Gunilla turns several pages one at a time and then she talks to herself in a low voice in self-reprimand. Eventually, she says, “Valerie has been in touch with me too.”

“Has she now?”

“Her expectations are unreasonable.”

However much Gunilla pretends to be following the UN rules and acting neutral, Bella is aware that love and the memory of her affection toward Aar will sway her mind. She will exploit the play in the rope. “Valerie rang me at Padmini's insistence, she assured me, to see Aar's last will.”

“What was your answer?”

“It is out of the question.”

Bella is determined not to prod.

Gunilla goes through moments of nervy dithering. “Then a man claiming to be her lawyer rang me just before you came, wishing to know if this office had a copy of Aar's will on file and if his wife and the mother of his children could see it. I replied that I would get back to him about it after I had the chance to look into the matter further. Meanwhile, I consulted a Kenyan who is well informed about who is who in the legal fraternity and who happens to be a good friend of Aar's. I gave him the name of the lawyer representing Valerie. Apparently, said lawyer is Ugandan, with his chambers in Kampala, not here.”

Bella says, “They are married out of community of property and the two of them have not lived together or shared a conjugal bed for a number of years. Does she have any legal legs to stand on?”

“Chances are she won't file.”

“Why do you say that?”

Gunilla narrows the blue hardness of her eyes into slits because the sun is in them. “Aar was of the impression that Valerie doesn't have the patience to pursue any matter, especially a legal matter, to its conclusion. According to him, she would never do anything of the sort.”

“There is always a first time.”

“Aar used to say to me that Valerie would start on a project with great enthusiasm but wouldn't follow it to its end. Even having the children was such a project, embarked on with passion but abandoned in the end. This has been her downfall: the inability to stay the course; the refusal to pay up when a bill is presented to her unless Padmini steps in to help. Now tell me,” she says, “how have Salif and Dahaba responded to her presence?”
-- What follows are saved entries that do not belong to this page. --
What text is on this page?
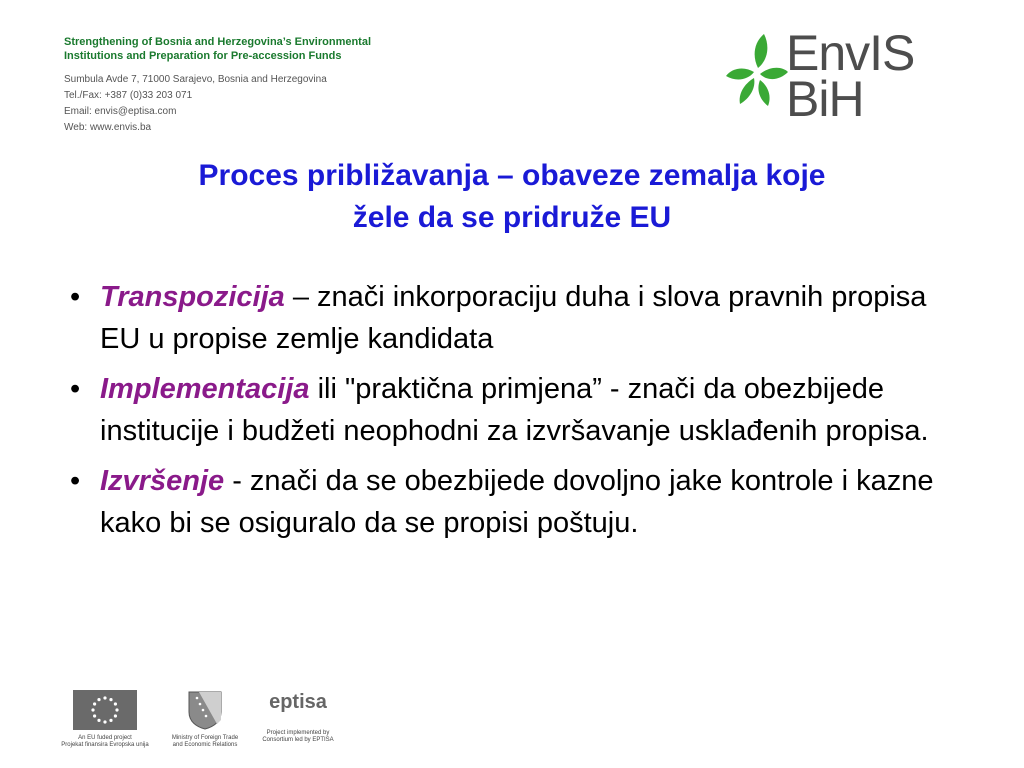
Strengthening of Bosnia and Herzegovina’s Environmental
Institutions and Preparation for Pre-accession Funds
Sumbula Avde 7, 71000 Sarajevo, Bosnia and Herzegovina
Tel./Fax: +387 (0)33 203 071
Email: envis@eptisa.com
Web: www.envis.ba
EnvIS
BiH
Proces približavanja – obaveze zemalja koje
žele da se pridruže EU
• Transpozicija – znači inkorporaciju duha i slova pravnih propisa EU u propise zemlje kandidata
• Implementacija ili "praktična primjena” - znači da obezbijede institucije i budžeti neophodni za izvršavanje usklađenih propisa.
• Izvršenje - znači da se obezbijede dovoljno jake kontrole i kazne kako bi se osiguralo da se propisi poštuju.
An EU fuded project
Projekat finansira Evropska unija
Ministry of Foreign Trade
and Economic Relations
eptisa
Project implemented by
Consortium led by EPTISA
“They are hostile to both Valerie and Padmini.”

“And how does that sit with you?”

“I want no friction if I can have it my way.”

Gunilla again opens one of the files, which she studies for a couple of minutes. She nods in silence in the manner of someone who has finally gained an understanding of a complicated matter. She says, “Please sign these forms using your name as it appears on your birth certificate and your passport.”
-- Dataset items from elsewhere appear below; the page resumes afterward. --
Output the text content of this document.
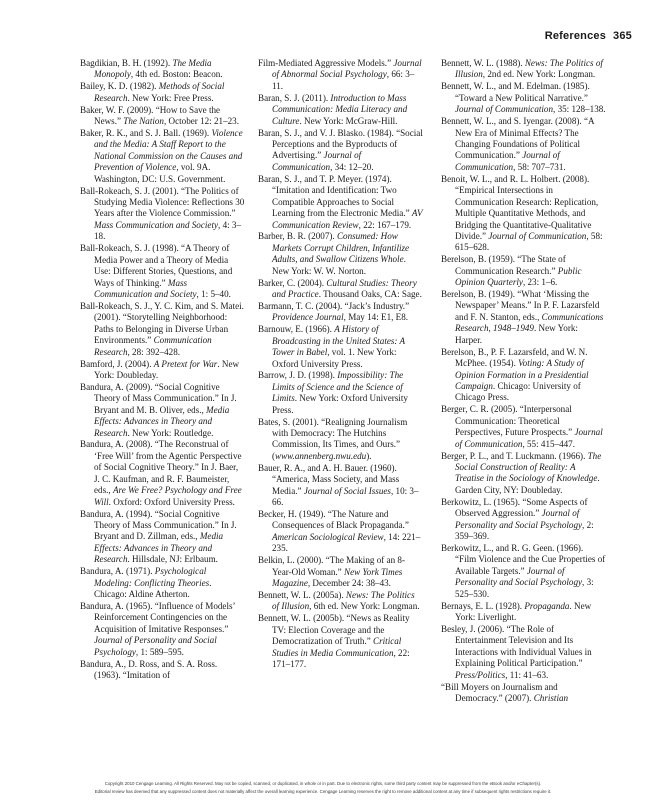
References 365
Bagdikian, B. H. (1992). The Media Monopoly, 4th ed. Boston: Beacon.
Bailey, K. D. (1982). Methods of Social Research. New York: Free Press.
Baker, W. F. (2009). “How to Save the News.” The Nation, October 12: 21–23.
Baker, R. K., and S. J. Ball. (1969). Violence and the Media: A Staff Report to the National Commission on the Causes and Prevention of Violence, vol. 9A. Washington, DC: U.S. Government.
Ball-Rokeach, S. J. (2001). “The Politics of Studying Media Violence: Reflections 30 Years after the Violence Commission.” Mass Communication and Society, 4: 3–18.
Ball-Rokeach, S. J. (1998). “A Theory of Media Power and a Theory of Media Use: Different Stories, Questions, and Ways of Thinking.” Mass Communication and Society, 1: 5–40.
Ball-Rokeach, S. J., Y. C. Kim, and S. Matei. (2001). “Storytelling Neighborhood: Paths to Belonging in Diverse Urban Environments.” Communication Research, 28: 392–428.
Bamford, J. (2004). A Pretext for War. New York: Doubleday.
Bandura, A. (2009). “Social Cognitive Theory of Mass Communication.” In J. Bryant and M. B. Oliver, eds., Media Effects: Advances in Theory and Research. New York: Routledge.
Bandura, A. (2008). “The Reconstrual of ‘Free Will’ from the Agentic Perspective of Social Cognitive Theory.” In J. Baer, J. C. Kaufman, and R. F. Baumeister, eds., Are We Free? Psychology and Free Will. Oxford: Oxford University Press.
Bandura, A. (1994). “Social Cognitive Theory of Mass Communication.” In J. Bryant and D. Zillman, eds., Media Effects: Advances in Theory and Research. Hillsdale, NJ: Erlbaum.
Bandura, A. (1971). Psychological Modeling: Conflicting Theories. Chicago: Aldine Atherton.
Bandura, A. (1965). “Influence of Models’ Reinforcement Contingencies on the Acquisition of Imitative Responses.” Journal of Personality and Social Psychology, 1: 589–595.
Bandura, A., D. Ross, and S. A. Ross. (1963). “Imitation of
Film-Mediated Aggressive Models.” Journal of Abnormal Social Psychology, 66: 3–11.
Baran, S. J. (2011). Introduction to Mass Communication: Media Literacy and Culture. New York: McGraw-Hill.
Baran, S. J., and V. J. Blasko. (1984). “Social Perceptions and the Byproducts of Advertising.” Journal of Communication, 34: 12–20.
Baran, S. J., and T. P. Meyer. (1974). “Imitation and Identification: Two Compatible Approaches to Social Learning from the Electronic Media.” AV Communication Review, 22: 167–179.
Barber, B. R. (2007). Consumed: How Markets Corrupt Children, Infantilize Adults, and Swallow Citizens Whole. New York: W. W. Norton.
Barker, C. (2004). Cultural Studies: Theory and Practice. Thousand Oaks, CA: Sage.
Barmann, T. C. (2004). “Jack’s Industry.” Providence Journal, May 14: E1, E8.
Barnouw, E. (1966). A History of Broadcasting in the United States: A Tower in Babel, vol. 1. New York: Oxford University Press.
Barrow, J. D. (1998). Impossibility: The Limits of Science and the Science of Limits. New York: Oxford University Press.
Bates, S. (2001). “Realigning Journalism with Democracy: The Hutchins Commission, Its Times, and Ours.” (www.annenberg.nwu.edu).
Bauer, R. A., and A. H. Bauer. (1960). “America, Mass Society, and Mass Media.” Journal of Social Issues, 10: 3–66.
Becker, H. (1949). “The Nature and Consequences of Black Propaganda.” American Sociological Review, 14: 221–235.
Belkin, L. (2000). “The Making of an 8-Year-Old Woman.” New York Times Magazine, December 24: 38–43.
Bennett, W. L. (2005a). News: The Politics of Illusion, 6th ed. New York: Longman.
Bennett, W. L. (2005b). “News as Reality TV: Election Coverage and the Democratization of Truth.” Critical Studies in Media Communication, 22: 171–177.
Bennett, W. L. (1988). News: The Politics of Illusion, 2nd ed. New York: Longman.
Bennett, W. L., and M. Edelman. (1985). “Toward a New Political Narrative.” Journal of Communication, 35: 128–138.
Bennett, W. L., and S. Iyengar. (2008). “A New Era of Minimal Effects? The Changing Foundations of Political Communication.” Journal of Communication, 58: 707–731.
Benoit, W. L., and R. L. Holbert. (2008). “Empirical Intersections in Communication Research: Replication, Multiple Quantitative Methods, and Bridging the Quantitative-Qualitative Divide.” Journal of Communication, 58: 615–628.
Berelson, B. (1959). “The State of Communication Research.” Public Opinion Quarterly, 23: 1–6.
Berelson, B. (1949). “What ‘Missing the Newspaper’ Means.” In P. F. Lazarsfeld and F. N. Stanton, eds., Communications Research, 1948–1949. New York: Harper.
Berelson, B., P. F. Lazarsfeld, and W. N. McPhee. (1954). Voting: A Study of Opinion Formation in a Presidential Campaign. Chicago: University of Chicago Press.
Berger, C. R. (2005). “Interpersonal Communication: Theoretical Perspectives, Future Prospects.” Journal of Communication, 55: 415–447.
Berger, P. L., and T. Luckmann. (1966). The Social Construction of Reality: A Treatise in the Sociology of Knowledge. Garden City, NY: Doubleday.
Berkowitz, L. (1965). “Some Aspects of Observed Aggression.” Journal of Personality and Social Psychology, 2: 359–369.
Berkowitz, L., and R. G. Geen. (1966). “Film Violence and the Cue Properties of Available Targets.” Journal of Personality and Social Psychology, 3: 525–530.
Bernays, E. L. (1928). Propaganda. New York: Liverlight.
Besley, J. (2006). “The Role of Entertainment Television and Its Interactions with Individual Values in Explaining Political Participation.” Press/Politics, 11: 41–63.
“Bill Moyers on Journalism and Democracy.” (2007). Christian
Copyright 2010 Cengage Learning. All Rights Reserved. May not be copied, scanned, or duplicated, in whole or in part. Due to electronic rights, some third party content may be suppressed from the eBook and/or eChapter(s).
Editorial review has deemed that any suppressed content does not materially affect the overall learning experience. Cengage Learning reserves the right to remove additional content at any time if subsequent rights restrictions require it.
Bella signs the forms without reading them. Gunilla has earned her trust.

“As the children's mother, what are her chances of convincing a judge to grant her custody now that she is back in the same country as they are and since she is the only living biological parent and they are under the age of majority—are there any good legs she can stand on?”

“The law is not favorable to her side.”

“Besides, Valerie has a way of spreading vitriol the same way one spreads butter on one's toast,” says Bella, and she tells Gunilla about
Valerie's trying to convince Salif that his father had wanted to be cremated.